Римский вновь сжал голову и заскреб в волосах, но тут какой-то уличный шум привлек его.
Кабинет был угловой комнатой во втором этаже здания, и те окна, спиной к которым помещался Римский, выходили в летний сад, а одно, по отношению к которому Римский был в профиль, на Садовую улицу. Ей полагалось быть в это время шумной. Десятки тысяч народу выливались из Кабаре, ближайших театров и синема. Но этот шум был необычайный. Долетела милицейская залихватская тревожная трель, затем послышался как бы гогот. Римский, нервы которого явно расходились и обострились, ни секунды не сомневался в том, что происшествие имеет ближайшее отношение к его театру, а следовательно, и к нему самому, поднялся из-за стола и, распахнув окно, высунулся в него.

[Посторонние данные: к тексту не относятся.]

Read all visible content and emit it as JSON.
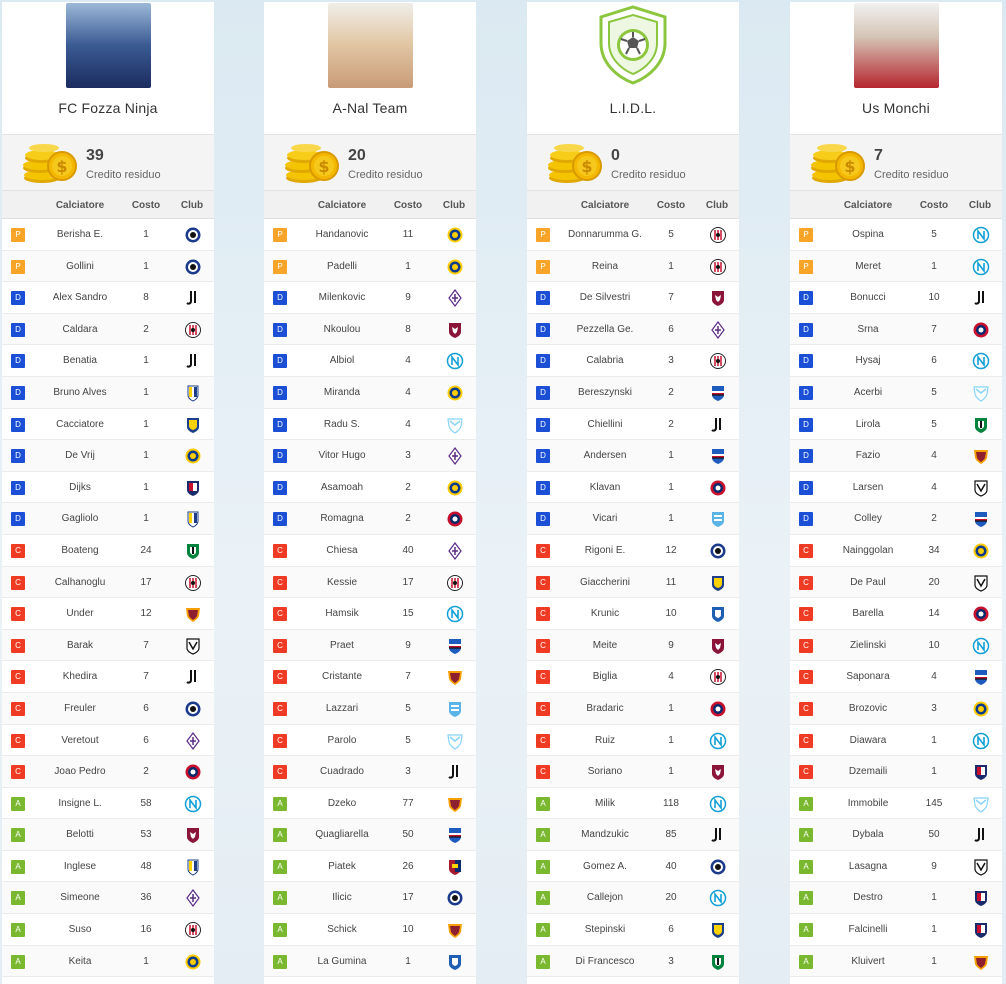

Предчувствие было правильно. Совсем близко под собой Римский увидел возбужденно спешащую из парадных дверей последнюю вереницу народу, а несколько поодаль, на широченном асфальтовом тротуаре, обезумевшую даму в одной короткой сорочке, из которой, сияя под фонарями, соблазнительно выпирали ее полные плечи. Сорочка была заправлена в обычные шелковые дамские штаны, на голове у дамы была модная шляпенка, лицо у дамы было искаженное, а платья на даме не было.
Кругом рвалась к даме толпа кепок и дико гоготала, милиционерские шлемы мелькали тут и там, а какой-то гражданин, сдирая с себя летнее пальто, никак не мог от волнения выпростать руку из рукава.
Дама отчаянно крикнула:
— Да скорее же, дурак! — И гражданину наконец удалось сорвать с себя пальто и укутать присевшую от стыда и отчаяния даму.
Но тут же из толпы, которая гоготала все громче, и тыкала пальцами, и даже улюлюкала, вырвался какой-то в сорочке, в кальсонах, в лаковых штиблетах и великолепной заграничной шляпе. Он сиганул, как заяц, потерял эту самую шляпу и кинулся в боковую калитку летнего кабаретного сада, но там ему отрезала путь толпа обычных садовых хулиганов. Началась там какая-то кутерьма.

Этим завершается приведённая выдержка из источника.